JAKARTA, iNewsDepok.id - Pemerintah Kabupaten (Pemkab) Purwakarta Jawa Barat (Jabar) menyegel bangunan Gereja Kristen Protestan Simalungun (GKPS) Purwakarta pada Sabtu (1/4/2023). Bupati Purwakarta. Anne Ratna Mustika, menyatakan penyegelan itu dilakukan karena gereja tersebut tidak berizin.
Setelah penyegelan, Bupati Anne lalu menyarankan agar jemaat GKPS beribadah di gereja lain, seperti Gereja Isa Almasih.
Berkenaan dengan penyegelan GKPS tersebut, SETARA Institute menyampaikan beberapa pernyataan berikut ini:
Pertama, SETARA Institute mengecam keras penyegelan tersebut, karena beribadah merupakan hak dasar yang dijamin oleh konstitusi negara, Undang-Undang Dasar Negara Republik Indonesia Tahun 1945.
Perizinan yang dipersoalkan oleh Pemkab Purwakarta adalah persoalan administrasi yang tidak boleh mengalahkan jaminan hak asasi di dalam konstitusi.
“Maka, merupakan kewajiban Pemkab Purwakarta untuk memfasilitasi GKPS sampai rumah ibadah tersebut layak secara administratif,” jelas Halili Hasan, Direktur Eksekutif SETARA Institute, seperti dikutip dari keterangan resminya pada Rabu (5/4/2023):
Kewajiban fasilitasi tersebut sebenarnya juga merupakan salah satu penekanan dalam PBM 2 Menteri Nomor 9 dan 8 tahun 2006, terutama pada Pasal 14, selain syarat pendirian.
Kedua, dalam penelusuran SETARA Institute, pihak GKPS sebenarnya tidak memiliki masalah serius dengan masyarakat setempat, termasuk dalam bentuk penolakan. Selain itu, pihak gereja juga membangun kedekatan dan harmoni sebagai salah satu upaya untuk mendapatkan dukungan.
Namun, ungkap Halili, pemkab secara tiba-tiba mengambil tindakan penyegelan hanya karena gereja tersebut didatangi oleh sekelompok orang berpakaian putih dari luar masyarakat setempat, yang berusaha membubarkan ibadah GKPS pada 19 Maret 2023 dan 26 Maret 2023.
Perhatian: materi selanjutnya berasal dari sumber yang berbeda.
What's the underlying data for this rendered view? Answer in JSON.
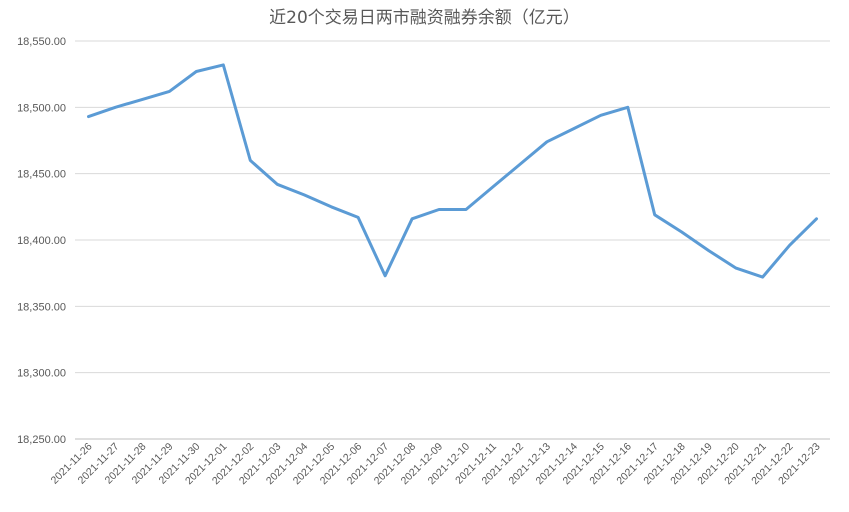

“Pihak GKPS lah yang kemudian melaporkan upaya menghalang-halangi peribadatan mereka kepada aparat setempat. Namun laporan GKPS tersebut ‘berbuah’ penyegelan dengan alasan perizinan. Tampak sekali bahwa Pemkab tunduk pada kelompok intoleran,” ucap Halili lebih lanjut.
Ketiga, SETARA Institute mempersoalkan solusi yang ditawarkan oleh Bupati Anne agar jemaat GKPS beribadat dengan menumpang di gereja lain. Solusi dari Bupati tersebut memprihatinkan.
Di dalam agama Kristen terdapat banyak denominasi dan aliran yang mereka sulit dan tidak dapat bergantian dalam penggunaan satu gereja untuk denominasi atau aliran yang berbeda. Di samping itu, persoalan jarak juga akan menjadi masalah tersendiri bagi jemaat GKPS.
“Hal itu menunjukkan bahwa Bupati tidak mengkaji secara komprehensif persoalan GKPS dan hanya tunduk begitu saja pada tekanan kelompok intoleran,” lanjut Halili.
Keempat, mengingat tidak lama lagi umat Kristiani akan merayakan Paskah 2023, SETARA Institute mendesak Pemkab, dan jika diperlukan Pemerintah Pusat, untuk segera membatalkan penyegelan GKPS dan memfasilitasi penggunaan gereja tersebut untuk peribadatan, sambil memberikan waktu tertentu kepada GKPS untuk menyelesaikan urusan administrasi perizinan.
Kelima, dalam catatan SETARA Institute, Pemkab Purwakarta pada periode sebelumnya di bawah kepemimpin Bupati Dedi Mulyadi menunjukan sikap dan tindakan yang progresif dalam melindungi hak-hak minoritas agama, melindungi kebebasan beragama/berkeyakinan sebagai hak konstitusial warga negara, dan membangun kehidupan berdampingan secara damai dalam kebinekaan (peaceful coexistence).
“Maka, penyegelan GKPS oleh Bupati Anne dalam konteks ini merupakan kemunduran serius dalam perlindungan kelompok minoritas di Purwakarta.” pungkasnya.